If the addition to bad loans on banks’ books between 2011 and 2015 was more than the quantum of money lent by them in that time, as it seems to have been, it cannot be good news.
If the addition to bad loans on banks’ books between 2011 and 2015 was more than the quantum of money lent by them in that time, as it seems to have been, it cannot be good news. To be sure, it’s been a tough environment with the economy slowing dramatically – all the way from 10% to 5% – and there was a fair bit of indiscriminate lending not to mention the government’s dithering on policymaking and arbitrary rulemaking. But the extent of the damage at Rs 2.4 lakh crore is truly colossal because it means a large amount of costly capital is being set aside as provisions and, therefore, effectively blocked. A large chunk of this would have come from the corporate sector especially from bigger companies, the Kingfishers of the world, and the bad news is there could be more. While senior bankers including Arundhati Bhattacharya, Chairman State Bank of India (SBI) have pointed out while the stress in large corporate accounts may have subsided somewhat, though there’s a lot of it in mid-sized and smaller companies, one is not sure whether large firms are truly over the hump. After all business groups including those of Essar, Reliance ADAG, Jaiprakash Associates and Adanis, to name a few, remain heavily indebted and some of them like Essar have defaulted in the past. It’s possible they will survive the current slowdown by selling assets they have accumulated over the years though evidence of such transactions has been limited to the Jaiprakash Group and a few others like GVK and Lanco. One reason for this is that there are virtually no takers for assets within industry – the AV Birla Group has emerged as one – and even private equity players have stayed with small assets such as roads. Indeed, not too many foreign corporations have stepped in to say they will take over a power plant or a steel plant.

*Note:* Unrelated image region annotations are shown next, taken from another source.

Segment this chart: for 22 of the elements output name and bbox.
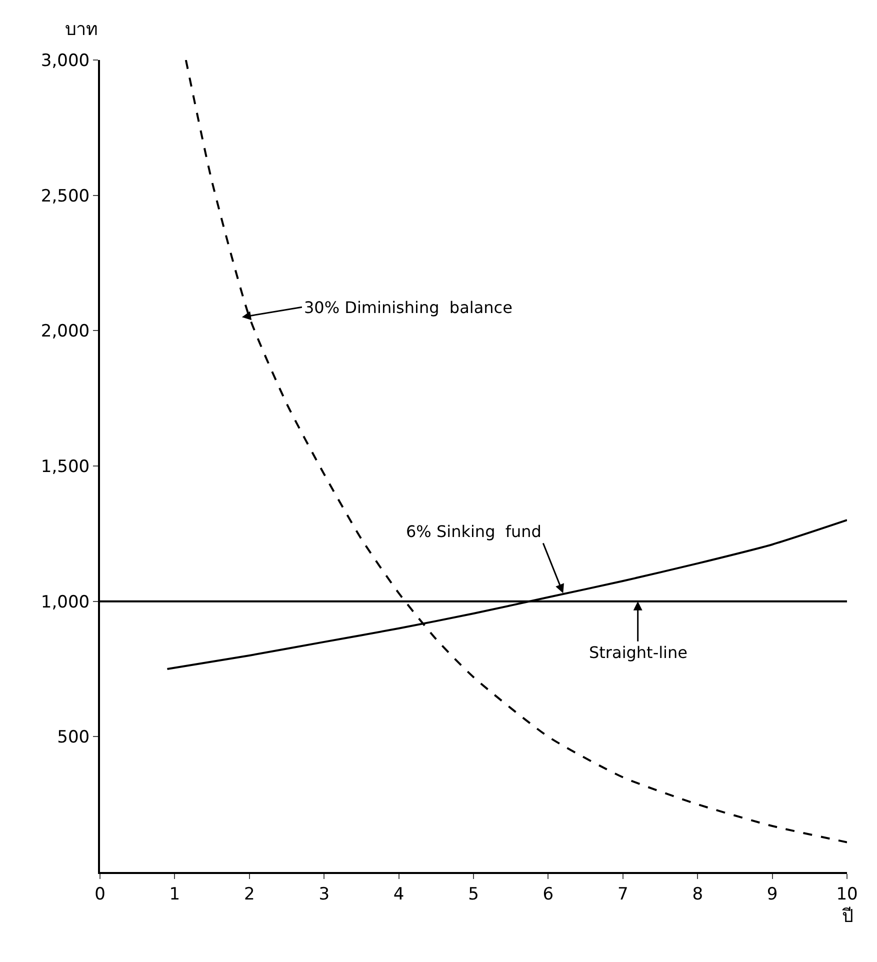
x-tick-label: 4: [393, 884, 404, 904]
y-tick-label: 500: [57, 728, 90, 748]
y-tick-label: 3,000: [40, 50, 90, 71]
y-tick-label: 1,000: [40, 592, 90, 612]
x-axis-title: ปี: [842, 906, 853, 927]
x-tick-label: 9: [766, 884, 778, 904]
x-tick-label: 5: [468, 884, 479, 904]
y-tick-label: 2,000: [40, 322, 90, 342]
annotation: Straight-line: [589, 643, 688, 662]
x-tick-label: 2: [244, 884, 255, 904]
y-axis-title: บาท: [65, 19, 98, 40]
annotation: 6% Sinking fund: [406, 522, 542, 541]
x-tick-label: 8: [692, 884, 704, 904]
x-tick-label: 0: [94, 884, 106, 904]
x-tick-label: 3: [318, 884, 330, 904]
y-tick-label: 1,500: [40, 456, 90, 477]
annotation: 30% Diminishing balance: [304, 298, 512, 317]
x-tick-label: 1: [169, 884, 180, 904]
x-tick-label: 7: [617, 884, 628, 904]
x-tick-label: 6: [542, 884, 554, 904]
y-tick-label: 2,500: [40, 186, 90, 206]
x-tick-label: 10: [836, 884, 858, 904]
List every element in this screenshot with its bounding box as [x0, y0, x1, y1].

To be sure, these companies may yet survive the slowdown and may not end up in trouble like Amtek Auto which is struggling to match cash flows with loan repayments. But it’s possible given the recovery, if there’s one at all, is so slow, there could be a few more Amteks out there. Again, even if a dozen Amteks default, it’s not going to bring down the banks but if the NPA cycle doesn’t end soon, banks are going to be so badly bruised, the smaller state-owned lenders may just not recover. It’s in this context that Bhattacharya’s observation is important; the thousands of mid-sized enterprises, whose cash flows have been choked off by larger companies, need to be nursed back to health quickly. Clearly, one can’t coerce large buyers into repaying smaller vendors, though it probably should be done, but it’s important to assist smaller units who are more deserving of support. Perhaps, the government could use SIDBI’s infrastructure and that of the banks, to find a way to either fund some of these units till business looks up or assist them in recovering their dues from their customers. Even before it gets going on the MUDRA scheme, existing corporate units need to be resuscitated else, these will soon turn NPAs.